In a nutshell, regression means fitting a line to data. In this book, we will use linear regression, and will try to fit a line using the following (hopefully familiar) linear relationship:
\[\hat{Y_i} = b_1X_i + b_0\]
Where \(X\) represents all of the values of the independent variable and \(\hat{Y_i}\) the predicted values of the dependent variable.
This line is fitted by minimizing the errors of it’s predictions. That is, for every single \(Y\) value, there is an actual value \(Y_i\) and a value predicted from the linear model \(\hat{Y_i}\). So, the error of the prediction is just the difference of the actual value and the predicted value:
\[error = e_i = Y_i - \hat{Y_i}\]
This makes intuitive sense, because an error of \(0\) would mean that the predicted value is the same as the actual value.
So, to build the linear relationship, we minimize the error above to try and get the best line possible.That is, we choose the linear equation that results in the smallest error, or smallest distance of the predicted value from the actual value. This is the same concept discussed in the previous section on Modern Portfolio Theory: optimizing a quantity using calculus methods. Again, we will not cover how to actually carry out this optimization.
Anyways, there are many different ways to minimize error, but the best for our purposes (and what we will use) is the least squares method.
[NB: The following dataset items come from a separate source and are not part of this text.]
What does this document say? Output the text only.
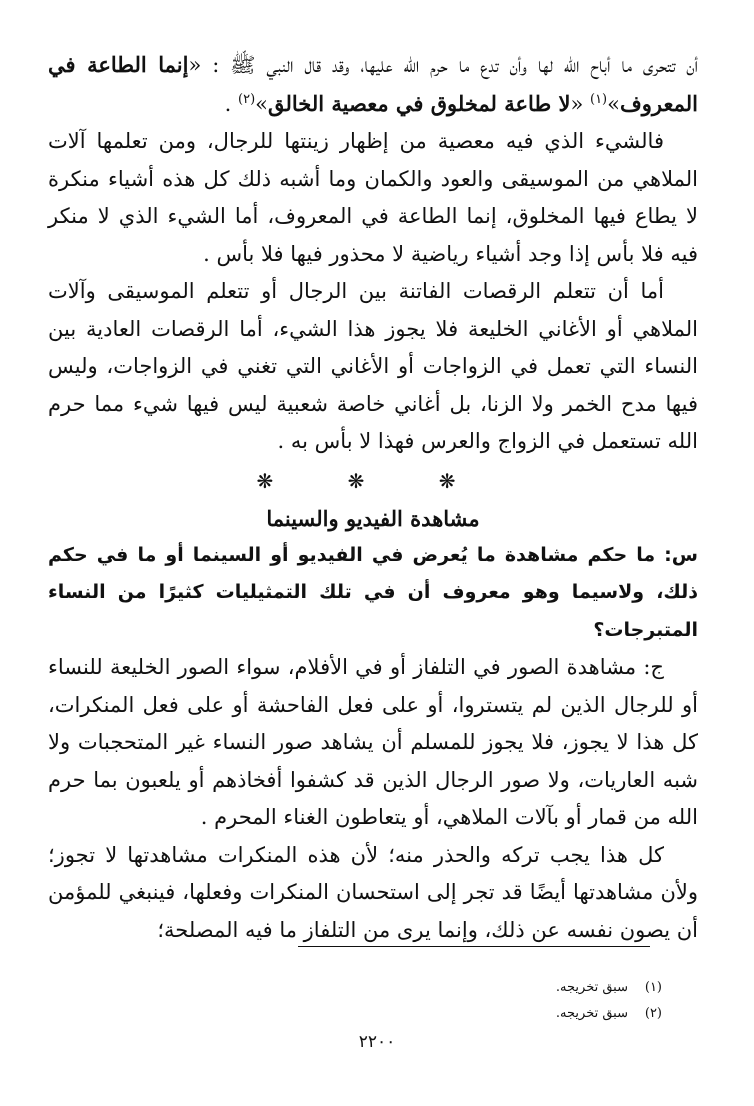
أن تتحرى ما أباح الله لها وأن تدع ما حرم الله عليها، وقد قال النبي ﷺ : «إنما الطاعة في المعروف»$^{(١)}$ «لا طاعة لمخلوق في معصية الخالق»$^{(٢)}$ .

فالشيء الذي فيه معصية من إظهار زينتها للرجال، ومن تعلمها آلات الملاهي من الموسيقى والعود والكمان وما أشبه ذلك كل هذه أشياء منكرة لا يطاع فيها المخلوق، إنما الطاعة في المعروف، أما الشيء الذي لا منكر فيه فلا بأس إذا وجد أشياء رياضية لا محذور فيها فلا بأس .

أما أن تتعلم الرقصات الفاتنة بين الرجال أو تتعلم الموسيقى وآلات الملاهي أو الأغاني الخليعة فلا يجوز هذا الشيء، أما الرقصات العادية بين النساء التي تعمل في الزواجات أو الأغاني التي تغني في الزواجات، وليس فيها مدح الخمر ولا الزنا، بل أغاني خاصة شعبية ليس فيها شيء مما حرم الله تستعمل في الزواج والعرس فهذا لا بأس به .

❋ ❋ ❋
مشاهدة الفيديو والسينما

س: ما حكم مشاهدة ما يُعرض في الفيديو أو السينما أو ما في حكم ذلك، ولاسيما وهو معروف أن في تلك التمثيليات كثيرًا من النساء المتبرجات؟

ج: مشاهدة الصور في التلفاز أو في الأفلام، سواء الصور الخليعة للنساء أو للرجال الذين لم يتستروا، أو على فعل الفاحشة أو على فعل المنكرات، كل هذا لا يجوز، فلا يجوز للمسلم أن يشاهد صور النساء غير المتحجبات ولا شبه العاريات، ولا صور الرجال الذين قد كشفوا أفخاذهم أو يلعبون بما حرم الله من قمار أو بآلات الملاهي، أو يتعاطون الغناء المحرم .

كل هذا يجب تركه والحذر منه؛ لأن هذه المنكرات مشاهدتها لا تجوز؛ ولأن مشاهدتها أيضًا قد تجر إلى استحسان المنكرات وفعلها، فينبغي للمؤمن أن يصون نفسه عن ذلك، وإنما يرى من التلفاز ما فيه المصلحة؛

(١)سبق تخريجه.
(٢)سبق تخريجه.
٢٢٠٠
It is just like it sounds: minimizing the square of the error based on the line we fit.
The official problem is:
\[min \; [(\sum\limits_{i=1}^n Y_i - b_0 - b_1X_i)^2 = (Y_i - \hat{Y_i})^2 = e_i^2]\]
So, the computer takes this problem and solves it (which would take a very long time by hand) and spits out some linear equation that minimizes this error (the distance from predicted to actual squared) by choosing the optimal quantities for \(b_0\) and \(b_1\). This is called the least squares regression line.
This is all just what is going on behind the scenes when the computer spits out something like car price = \(\$10,000 + \$500\)(Horsepower). In this case, the computer figured out the optimal relationship between horsepower and car price that minimizes the errors in predicting car price.
It’s important to understand the fundamentals going on here, since concept questions will show up throughout statistics.
The important thing about generating these linear models is that they allow us to (attempt to) predict some variable. In the car price example above, we are predicting car prices based on their given horsepower. This can be pretty valuable in real life: imagine trying to predict the future price of a stock based on certain characteristics.
It’s very important to be able to interpret one of these linear models as well. Take the model we made up a second ago: car price = \(\$10,000 + \$500(Horsepower)\). How would you interpret the two constants?
First, for slope, you could interpret for every unit increase in Horsepower, our model predicts that car price will increase by \(\$500\).
For the intercept: our model predicts that a car with \(0\) Horsepower will sell for $10,000 (of course, this intercept may not make sense in real life, as this one certainly does not: you can’t have a car with no horsepower. You would then just say while the model spits that out as an output, you don’t really take it into account because it is fitting values outside our range - more on this later.).
Let’s close this chapter with a simple example. In this book, a Market Model represents a regression of a stock vs. the index (the index essentially being how the market performs). After running the regression, you would get:
\[\hat{Stock \; Return} = \alpha + \beta(Index \; Return)\]
For some constants \(\alpha\) and \(\beta\).
You could then interpret \(\alpha\) as the baseline performance of the stock, and the slope \(\beta\) as it’s relationship to the market. A \(\beta\) of \(0\) would represent cash under the mattress, or no relationship to the market. For \(0 < \beta < 1\), the stock is less risky than the market, and for \(\beta > 1\) the stock is riskier than the market. If \(\beta < 0\), the stock moves in the opposite direction of the market.
If you can convince yourself of these dynamics, you likely are comfortable with the basics of linear regression.